How To Play Chess In 12 Easy Steps

By • Oct 15th, 2010 • Category: How To: The Step-By-Step Guide

1: There is a clear distinction which most novices fail to make between chess and the game of draughts. If you are to convincingly play chess, you must successfully make this distinction.

2: Think of it this way: You could eat Le Poulette de la Frisson a la Tartare at a posh restaurant, or you could have chips and chicken at Mask. You could say it is the same thing, but that would prove that you are shallow and local and completely unprepared to handle the difference between Chess and Draughts. Please style up.

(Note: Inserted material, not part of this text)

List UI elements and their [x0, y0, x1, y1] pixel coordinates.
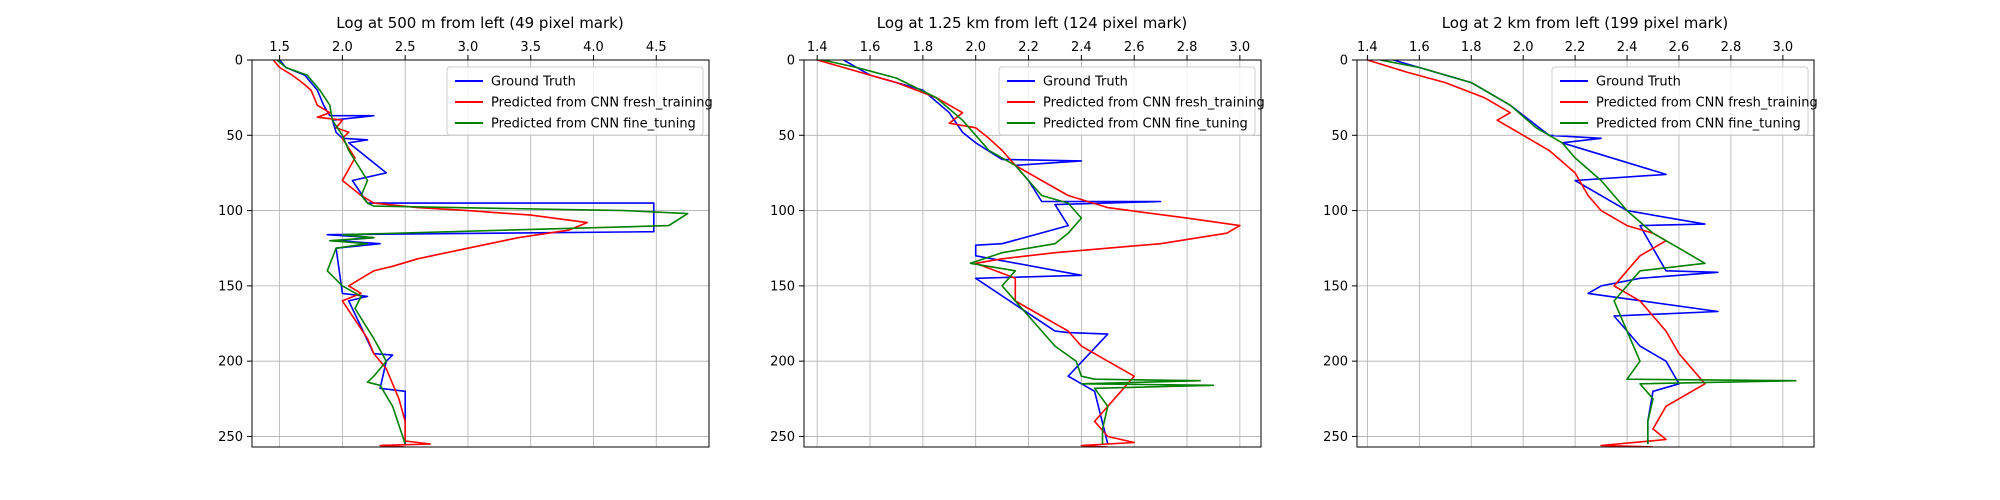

3: One is posher. The other one is called Checkers in America.

4: Assemble the pieces. There are many different types of chess pieces on any given day. Each piece has a particular role to play on the board. Learn the pieces and their roles.

5: Some of them are a bit phallic. These have appropriate names. Such as: Knight (would make a great name for a condom brand), Castle (would also make a great name for a condom) bishop (not as great a name for a condom). Collectively, these pieces are known as the X-Men, because they have the most badass powers.

6: These are their powers: The bishop can reach all the way across the board like Mr Fantastic and the Knight can mate with both man AND horse.

7: Then there is a line of little nobs called pawns. You don’t need to know anything about them. They are insignificant.

8: Now that you know what the pieces do, it’s time to move them. The game is played by moving your pieces to “eat” your opponent’s pieces.

9: Not literally eat them. They are not even digestible. Spit them out and wipe the saliva off them.

10: Adopt strategy, cunning, foresight and intelligence to maneuver a plan to eat the king.

11: I didn’t mention the king? The king is this pussy piece that does nothing but sit there until there is no one left to defend it, then it loses the game.

12: Gloat. This is the purpose of victory. To be able to say unto the vanquished that you are their daddy.